Il y a des disques qui s’écoutent, et d’autres qui se traversent comme des souvenirs. Avec Lucy in the Lighthouse, Big Scaries signent un EP court mais habité, une parenthèse suspendue entre adolescence rêvée et nostalgie douce-amère.
Le duo originaire des États-Unis, composé de Dean Chittenden et Gavin Kendrick Brown, n’a pourtant rien d’évident. Leur rencontre tient presque du paradoxe : l’un venait de l’indie rock, l’autre d’un folk sombre et tous deux semblaient d’accord sur un point… ne pas faire de folk. Raté. Ou plutôt, réussite inattendue. Car c’est précisément dans cette zone floue, entre leurs influences respectives, que leur musique trouve aujourd’hui sa justesse.
Au cœur de cet EP, il y a Lucy. Pas une personne réelle, mais une présence familière, comme une amie dont on aurait oublié le visage mais gardé les sensations. Lucy, c’est celle qui fuit, qui aime, qui doute et surtout celle qui regarde le monde avec une intensité propre aux premières fois.
À travers elle, Big Scaries racontent moins une histoire qu’un état : celui d’un moment de vie où tout semble possible, où l’on construit son identité dans les marges, entre rébellion discrète et rêves trop grands.

Le morceau-titre, Lucy in the Lighthouse, ouvre l’EP comme on entrouvre une fenêtre sur la nuit. On y croise des escapades clandestines, des toits surplombant la ville, des films projetés à la volée… et ce phare, surtout, figure centrale et presque mythologique. Refuge, repère, promesse d’ailleurs : il incarne ce besoin d’évasion qui brûle doucement à cet âge-là.
Avec Lucy is Sentimental, le ton se fait plus introspectif. La chanson capte ce moment étrange où l’on commence à comprendre que les choses passent — et que l’on s’y attache d’autant plus. Les objets, les lieux, les gens deviennent des points d’ancrage fragiles, mais essentiels.

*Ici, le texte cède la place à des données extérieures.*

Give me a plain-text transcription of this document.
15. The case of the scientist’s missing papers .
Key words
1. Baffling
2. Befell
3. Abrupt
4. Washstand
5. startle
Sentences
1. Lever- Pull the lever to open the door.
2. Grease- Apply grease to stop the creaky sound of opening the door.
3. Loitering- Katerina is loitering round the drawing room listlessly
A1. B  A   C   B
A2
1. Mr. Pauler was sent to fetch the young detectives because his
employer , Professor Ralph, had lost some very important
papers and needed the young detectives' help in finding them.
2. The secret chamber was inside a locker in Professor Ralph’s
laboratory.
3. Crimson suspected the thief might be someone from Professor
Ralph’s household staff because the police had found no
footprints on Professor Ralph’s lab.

Enfin, Lucy Loves Anarchy vient bousculer cette douceur avec une énergie plus libre, presque insouciante. On y retrouve le goût de l’interdit, les journées volées à l’école, les routes sans destination. Mais sous cette légèreté affleure une envie sincère : celle de choisir sa vie, à deux, loin des cadres imposés.
Ce qui frappe dans Lucy in the Lighthouse, c’est sa manière d’évoquer un monde d’avant, non pas avec mélancolie pesante, mais avec une forme de tendresse lucide. Un temps où les souvenirs ne passaient pas par un écran, où les liens se construisaient dans la présence, dans le silence parfois, dans l’intensité souvent.
Big Scaries ne cherchent pas à recréer cette époque : ils la réinventent, à travers une écriture sensible et une atmosphère enveloppante. Leur musique agit comme un déclencheur, une madeleine sonore qui laisse à chacun la place d’y projeter ses propres images.
L’histoire ne s’arrête pas là. Le duo travaille déjà sur un nouveau chapitre centré sur un autre personnage : Margot. Si Lucy incarnait une lumière douce, presque nostalgique, Margot s’annonce plus étrange, peut-être plus trouble.